3-BrPA, 2-DG and glucosamine, which are all glycolysis inhibitors, take different pathways to enter cells and work along different mechanisms. For example, 2-DG enters cells via GLUT1 and GLUT4 like glucose and works as a competitor of glucose, which eventually lowers the efficiency of glycolysis (23), whereas glucosamine is transported into cells efficiently via GLUT2 rather than GLUT1 and competes with glucose for HK. By contrast, 3-BrPA is taken up into cells by SMCT1 and directly suppresses the activity of HKII (47,48). Therefore, it was examined whether the antiproliferative effect of glucosamine is elevated when co-treated with 2-DG or 3-BrPA. Co-treatment of 3-BrPA with glucosamine increased the anti-proliferative effects of glucosamine in both A549 and HepG2 cells (Fig. 6A), whereas 2-DG showed a slight combinational effect and no combinational effect in A549 cells and HepG2 cells, respectively (Fig. 6B). Along with these results, glucosamine-induced decreased in IGF-1R and p-Akt expression level were tended to be enhanced by co-treatment of 3-BrPA (Fig. 6C), but not by co-treatment of 2-DG (Fig. 6D). These results suggested that the mechanism of glucosamine inhibiting HK is similar to that of 2-DG and different from that of 3-BrPA and that 3-BrPA may be a suitable HK inhibitor for co-administration with glucosamine.
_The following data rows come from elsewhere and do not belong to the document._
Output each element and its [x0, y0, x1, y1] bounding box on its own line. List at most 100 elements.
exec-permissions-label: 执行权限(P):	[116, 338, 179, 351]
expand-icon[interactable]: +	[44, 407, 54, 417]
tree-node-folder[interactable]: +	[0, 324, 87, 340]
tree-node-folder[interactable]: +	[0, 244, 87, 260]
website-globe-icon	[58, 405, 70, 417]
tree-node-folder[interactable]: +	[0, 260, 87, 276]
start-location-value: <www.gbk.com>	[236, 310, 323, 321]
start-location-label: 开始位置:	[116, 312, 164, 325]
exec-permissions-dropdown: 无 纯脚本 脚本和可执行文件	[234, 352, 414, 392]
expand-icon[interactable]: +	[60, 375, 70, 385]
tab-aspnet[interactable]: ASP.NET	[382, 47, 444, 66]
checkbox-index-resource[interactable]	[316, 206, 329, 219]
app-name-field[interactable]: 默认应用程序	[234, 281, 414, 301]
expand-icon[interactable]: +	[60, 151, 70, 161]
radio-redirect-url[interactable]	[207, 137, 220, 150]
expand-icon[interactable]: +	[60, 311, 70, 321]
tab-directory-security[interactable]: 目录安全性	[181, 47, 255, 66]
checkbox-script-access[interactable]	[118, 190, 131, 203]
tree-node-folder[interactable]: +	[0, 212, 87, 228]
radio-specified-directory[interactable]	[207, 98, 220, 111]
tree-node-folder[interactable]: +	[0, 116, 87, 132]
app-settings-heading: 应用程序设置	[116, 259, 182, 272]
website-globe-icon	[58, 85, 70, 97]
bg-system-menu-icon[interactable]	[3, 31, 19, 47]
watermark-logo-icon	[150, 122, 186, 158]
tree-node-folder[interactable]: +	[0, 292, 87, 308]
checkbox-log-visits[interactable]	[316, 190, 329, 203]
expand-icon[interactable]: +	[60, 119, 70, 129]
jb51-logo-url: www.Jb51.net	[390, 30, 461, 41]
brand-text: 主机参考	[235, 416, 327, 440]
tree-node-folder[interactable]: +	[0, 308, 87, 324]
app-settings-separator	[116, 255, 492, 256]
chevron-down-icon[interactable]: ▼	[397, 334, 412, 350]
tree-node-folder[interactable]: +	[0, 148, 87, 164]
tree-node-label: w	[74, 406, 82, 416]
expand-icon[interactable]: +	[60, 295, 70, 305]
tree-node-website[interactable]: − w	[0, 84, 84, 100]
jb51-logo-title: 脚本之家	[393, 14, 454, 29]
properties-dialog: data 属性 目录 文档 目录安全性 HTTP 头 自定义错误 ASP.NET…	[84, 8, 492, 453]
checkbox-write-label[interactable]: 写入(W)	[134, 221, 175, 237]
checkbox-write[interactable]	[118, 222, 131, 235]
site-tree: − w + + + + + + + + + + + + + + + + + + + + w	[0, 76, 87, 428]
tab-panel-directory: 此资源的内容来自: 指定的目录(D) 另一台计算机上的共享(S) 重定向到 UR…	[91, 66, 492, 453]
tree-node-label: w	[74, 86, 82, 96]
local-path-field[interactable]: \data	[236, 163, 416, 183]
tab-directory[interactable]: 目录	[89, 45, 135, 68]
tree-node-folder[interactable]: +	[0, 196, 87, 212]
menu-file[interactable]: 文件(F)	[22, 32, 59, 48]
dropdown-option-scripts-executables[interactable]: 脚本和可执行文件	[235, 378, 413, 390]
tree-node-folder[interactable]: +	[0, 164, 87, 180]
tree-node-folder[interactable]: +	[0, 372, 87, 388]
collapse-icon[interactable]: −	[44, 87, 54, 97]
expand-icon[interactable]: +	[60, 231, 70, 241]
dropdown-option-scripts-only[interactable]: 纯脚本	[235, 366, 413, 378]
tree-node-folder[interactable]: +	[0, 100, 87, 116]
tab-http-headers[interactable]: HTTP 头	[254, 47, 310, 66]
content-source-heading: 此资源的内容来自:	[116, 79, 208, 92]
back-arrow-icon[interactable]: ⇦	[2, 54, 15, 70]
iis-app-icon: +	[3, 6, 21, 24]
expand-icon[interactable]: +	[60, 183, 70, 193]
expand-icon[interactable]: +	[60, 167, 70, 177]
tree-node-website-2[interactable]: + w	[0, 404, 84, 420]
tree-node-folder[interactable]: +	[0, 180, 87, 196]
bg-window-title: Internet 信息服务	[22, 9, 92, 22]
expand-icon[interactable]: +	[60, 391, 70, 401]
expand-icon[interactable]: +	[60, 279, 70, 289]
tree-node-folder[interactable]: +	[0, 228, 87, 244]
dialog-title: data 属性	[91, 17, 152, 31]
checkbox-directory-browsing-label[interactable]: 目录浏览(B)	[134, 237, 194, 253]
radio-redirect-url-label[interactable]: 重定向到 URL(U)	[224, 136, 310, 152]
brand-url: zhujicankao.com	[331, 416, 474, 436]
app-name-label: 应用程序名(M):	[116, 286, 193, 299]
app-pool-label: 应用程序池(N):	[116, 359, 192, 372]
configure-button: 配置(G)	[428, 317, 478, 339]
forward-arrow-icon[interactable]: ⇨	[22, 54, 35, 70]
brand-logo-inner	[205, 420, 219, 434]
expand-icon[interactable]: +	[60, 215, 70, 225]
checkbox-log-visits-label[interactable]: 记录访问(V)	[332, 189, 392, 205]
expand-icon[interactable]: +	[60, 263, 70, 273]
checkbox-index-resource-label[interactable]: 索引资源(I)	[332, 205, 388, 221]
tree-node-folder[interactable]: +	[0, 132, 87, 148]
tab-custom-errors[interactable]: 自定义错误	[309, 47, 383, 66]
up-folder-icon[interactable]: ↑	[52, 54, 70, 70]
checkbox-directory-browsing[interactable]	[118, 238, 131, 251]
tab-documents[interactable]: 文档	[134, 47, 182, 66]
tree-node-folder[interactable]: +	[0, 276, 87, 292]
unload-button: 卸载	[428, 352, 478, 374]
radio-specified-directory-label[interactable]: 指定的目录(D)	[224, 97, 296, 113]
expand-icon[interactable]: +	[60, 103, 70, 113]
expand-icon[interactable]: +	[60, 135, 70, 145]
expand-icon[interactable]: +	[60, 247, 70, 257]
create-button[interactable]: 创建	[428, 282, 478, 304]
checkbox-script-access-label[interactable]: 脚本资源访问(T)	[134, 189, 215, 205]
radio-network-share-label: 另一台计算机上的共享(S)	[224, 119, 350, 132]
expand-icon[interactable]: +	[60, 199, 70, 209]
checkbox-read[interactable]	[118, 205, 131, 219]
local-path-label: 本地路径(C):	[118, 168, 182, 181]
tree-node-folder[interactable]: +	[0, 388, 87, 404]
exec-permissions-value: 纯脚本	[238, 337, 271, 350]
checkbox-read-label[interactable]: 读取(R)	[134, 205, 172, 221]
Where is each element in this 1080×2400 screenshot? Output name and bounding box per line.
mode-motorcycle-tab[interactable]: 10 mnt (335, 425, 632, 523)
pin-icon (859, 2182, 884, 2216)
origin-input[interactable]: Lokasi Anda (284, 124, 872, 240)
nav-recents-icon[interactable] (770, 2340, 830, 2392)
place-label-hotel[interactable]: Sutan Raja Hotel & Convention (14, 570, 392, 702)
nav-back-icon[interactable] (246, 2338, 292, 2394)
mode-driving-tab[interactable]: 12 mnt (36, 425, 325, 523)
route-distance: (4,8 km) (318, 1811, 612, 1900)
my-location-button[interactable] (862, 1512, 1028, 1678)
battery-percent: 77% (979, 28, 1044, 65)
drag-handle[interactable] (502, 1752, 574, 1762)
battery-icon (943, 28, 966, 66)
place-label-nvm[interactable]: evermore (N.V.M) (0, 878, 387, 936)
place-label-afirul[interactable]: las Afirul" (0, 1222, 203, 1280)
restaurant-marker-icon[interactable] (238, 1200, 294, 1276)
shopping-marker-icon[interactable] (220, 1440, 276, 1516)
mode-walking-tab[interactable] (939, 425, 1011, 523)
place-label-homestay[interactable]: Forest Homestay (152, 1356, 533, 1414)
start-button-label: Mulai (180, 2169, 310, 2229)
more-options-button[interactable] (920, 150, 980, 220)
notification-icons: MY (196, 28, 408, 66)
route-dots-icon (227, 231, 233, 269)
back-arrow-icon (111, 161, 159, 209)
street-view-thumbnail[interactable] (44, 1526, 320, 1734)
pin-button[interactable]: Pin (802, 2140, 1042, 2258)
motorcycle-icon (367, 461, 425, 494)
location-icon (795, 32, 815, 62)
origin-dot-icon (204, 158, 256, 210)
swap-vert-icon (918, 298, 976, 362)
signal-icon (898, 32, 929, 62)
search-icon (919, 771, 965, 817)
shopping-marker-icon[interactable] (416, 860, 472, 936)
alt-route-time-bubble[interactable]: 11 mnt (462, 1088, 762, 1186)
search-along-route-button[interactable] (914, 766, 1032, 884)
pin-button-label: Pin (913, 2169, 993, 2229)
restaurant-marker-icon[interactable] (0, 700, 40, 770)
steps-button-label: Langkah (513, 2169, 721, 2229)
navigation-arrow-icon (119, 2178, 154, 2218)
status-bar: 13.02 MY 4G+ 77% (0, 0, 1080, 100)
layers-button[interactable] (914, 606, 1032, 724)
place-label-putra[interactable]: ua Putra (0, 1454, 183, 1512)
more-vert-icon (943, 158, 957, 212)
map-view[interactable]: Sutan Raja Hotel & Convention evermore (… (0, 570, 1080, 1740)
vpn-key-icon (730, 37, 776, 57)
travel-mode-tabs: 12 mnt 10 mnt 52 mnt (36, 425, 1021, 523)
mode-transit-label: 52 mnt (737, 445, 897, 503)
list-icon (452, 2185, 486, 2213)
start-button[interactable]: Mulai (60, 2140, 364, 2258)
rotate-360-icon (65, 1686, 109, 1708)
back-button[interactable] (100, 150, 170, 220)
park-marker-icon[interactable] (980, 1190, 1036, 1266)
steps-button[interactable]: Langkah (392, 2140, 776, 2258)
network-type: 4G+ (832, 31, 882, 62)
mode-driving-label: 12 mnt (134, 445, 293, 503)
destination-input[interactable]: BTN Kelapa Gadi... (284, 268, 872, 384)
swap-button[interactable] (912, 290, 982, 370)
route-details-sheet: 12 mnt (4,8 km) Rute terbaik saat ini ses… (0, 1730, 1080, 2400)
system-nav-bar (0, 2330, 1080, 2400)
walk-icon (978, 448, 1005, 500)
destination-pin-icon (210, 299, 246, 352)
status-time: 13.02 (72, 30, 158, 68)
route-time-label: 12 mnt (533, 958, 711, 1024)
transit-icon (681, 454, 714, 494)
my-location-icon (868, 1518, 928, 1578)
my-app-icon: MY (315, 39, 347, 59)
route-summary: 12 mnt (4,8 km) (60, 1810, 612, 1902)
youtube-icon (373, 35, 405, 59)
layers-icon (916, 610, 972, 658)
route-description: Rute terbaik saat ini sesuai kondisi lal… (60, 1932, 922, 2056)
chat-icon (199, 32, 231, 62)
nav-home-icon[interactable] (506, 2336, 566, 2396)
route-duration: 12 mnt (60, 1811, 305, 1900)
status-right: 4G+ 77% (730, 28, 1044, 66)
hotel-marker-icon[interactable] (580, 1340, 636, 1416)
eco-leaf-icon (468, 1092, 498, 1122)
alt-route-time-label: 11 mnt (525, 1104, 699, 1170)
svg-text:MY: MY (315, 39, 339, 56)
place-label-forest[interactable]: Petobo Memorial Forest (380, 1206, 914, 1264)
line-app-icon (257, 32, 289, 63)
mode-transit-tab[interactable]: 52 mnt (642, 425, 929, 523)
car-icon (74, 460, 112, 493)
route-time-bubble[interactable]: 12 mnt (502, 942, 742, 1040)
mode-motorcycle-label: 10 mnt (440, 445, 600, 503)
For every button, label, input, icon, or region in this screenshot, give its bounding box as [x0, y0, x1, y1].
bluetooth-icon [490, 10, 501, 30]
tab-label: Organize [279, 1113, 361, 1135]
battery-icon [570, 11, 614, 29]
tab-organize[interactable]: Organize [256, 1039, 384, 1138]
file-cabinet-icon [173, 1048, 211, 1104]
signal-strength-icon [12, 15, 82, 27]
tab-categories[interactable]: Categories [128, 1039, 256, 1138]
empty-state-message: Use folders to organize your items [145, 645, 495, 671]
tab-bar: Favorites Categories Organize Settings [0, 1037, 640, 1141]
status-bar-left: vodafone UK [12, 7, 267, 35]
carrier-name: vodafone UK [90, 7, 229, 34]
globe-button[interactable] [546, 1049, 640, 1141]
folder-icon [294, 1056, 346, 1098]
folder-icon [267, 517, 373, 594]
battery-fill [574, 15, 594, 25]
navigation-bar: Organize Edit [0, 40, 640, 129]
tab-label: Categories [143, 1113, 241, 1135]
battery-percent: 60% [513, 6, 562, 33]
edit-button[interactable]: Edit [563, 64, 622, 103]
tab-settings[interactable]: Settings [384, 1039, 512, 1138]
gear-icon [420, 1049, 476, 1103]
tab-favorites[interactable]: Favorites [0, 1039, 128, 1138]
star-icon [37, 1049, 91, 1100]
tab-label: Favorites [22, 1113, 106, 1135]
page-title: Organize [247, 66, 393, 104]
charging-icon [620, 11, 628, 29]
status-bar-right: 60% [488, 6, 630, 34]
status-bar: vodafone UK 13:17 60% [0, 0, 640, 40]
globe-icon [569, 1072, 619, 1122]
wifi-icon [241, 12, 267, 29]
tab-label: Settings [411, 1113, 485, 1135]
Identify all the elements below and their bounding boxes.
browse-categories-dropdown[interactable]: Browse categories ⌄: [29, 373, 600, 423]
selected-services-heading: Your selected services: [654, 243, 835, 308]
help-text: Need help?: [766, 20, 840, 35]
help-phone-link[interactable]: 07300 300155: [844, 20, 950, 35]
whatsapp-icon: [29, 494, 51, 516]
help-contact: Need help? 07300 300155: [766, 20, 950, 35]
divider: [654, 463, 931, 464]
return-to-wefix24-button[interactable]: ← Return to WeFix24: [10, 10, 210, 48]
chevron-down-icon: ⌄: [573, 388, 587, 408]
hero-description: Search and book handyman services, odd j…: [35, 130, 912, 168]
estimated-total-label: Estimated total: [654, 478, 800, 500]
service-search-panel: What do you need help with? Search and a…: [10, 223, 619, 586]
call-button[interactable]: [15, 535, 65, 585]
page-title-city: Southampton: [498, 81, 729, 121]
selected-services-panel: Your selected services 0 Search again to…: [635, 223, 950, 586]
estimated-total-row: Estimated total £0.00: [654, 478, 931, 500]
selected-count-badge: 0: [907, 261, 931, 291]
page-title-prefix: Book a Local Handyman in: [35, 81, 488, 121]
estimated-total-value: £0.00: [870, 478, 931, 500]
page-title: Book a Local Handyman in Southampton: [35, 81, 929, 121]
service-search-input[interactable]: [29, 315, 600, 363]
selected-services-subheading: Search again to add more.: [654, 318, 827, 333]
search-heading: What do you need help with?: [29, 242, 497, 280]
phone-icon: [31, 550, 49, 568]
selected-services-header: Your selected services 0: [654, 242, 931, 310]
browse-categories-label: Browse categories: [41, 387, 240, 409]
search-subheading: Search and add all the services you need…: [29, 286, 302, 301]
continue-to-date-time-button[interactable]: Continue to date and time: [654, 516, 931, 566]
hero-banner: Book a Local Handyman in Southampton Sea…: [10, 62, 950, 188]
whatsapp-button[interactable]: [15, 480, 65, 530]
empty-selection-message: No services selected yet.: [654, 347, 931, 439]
Glycolysis is mainly regulated by the quantity of glucose taken up into cells and the activity of HK, a rate-limiting step of the glycolysis pathway. Therefore, the expression level of GLUTs and HKs is an important factor in the glycolysis process. HIF-1α, one of the upstream transcriptional factors of GLUTs and HKs, plays an important role in controlling glycolysis (19). Based on this knowledge, it was first investigated whether the expression of GLUTs and HKs changes under hypoxic conditions in A549 and HepG2 cells and whether this is regulated by HIF-1α. As expected, the expression of GLUT1, HK1, HK2 and HK4 markedly increased under hypoxic conditions and it was confirmed that knocking down HIF-1 α markedly reduced their expression again (Fig. 7A). The expression of GLUT2 was constant in the examined conditions and the expression of HK1 was induced by hypoxic stress in HepG2 cells, but not in A549 cells. Next, the effects of hypoxia on the antiproliferative effects of glucosamine was examined. Notably, glucosamine reduced HIF-1α expression under hypoxic conditions in cancer cells (Fig. S2) and it was found that glucosamine-induced apoptosis was diminished under hypoxic conditions and this hypoxia-induced glucosamine resistance were restored by HIF-1α knockdown (Fig. 7B). Furthermore, cell cycle analysis found that the subG1 hypodiploid population, which was increased by glucosamine, was reduced by hypoxic stress and this hypoxic stress-induced change was not observed in HIF-1α depleted cells (Fig. 7C). Along with these results obtained from flow cytometry analysis, MTT assays showed that the anti-proliferation effects of glucosamine were reduced by hypoxic stress and this hypoxia-induced resistance was markedly ablated by HIF-1α downregulation in both A549 and HepG2 cells (Fig. 7D). Lastly, it was found that 3-BrPA, HKII inhibitor, also effectively reversed hypoxia-induced glucosamine resistance in both A549 and HepG2 cells (Fig. 7E). Collectively, these results suggested that glucosamine exerts its antiproliferative activity by inhibiting HKII within the cell and that the induction of HIF-1α and transactivation of its target genes, particularly HKII, are responsible for hypoxia-induced glucosamine resistance (Fig. 8).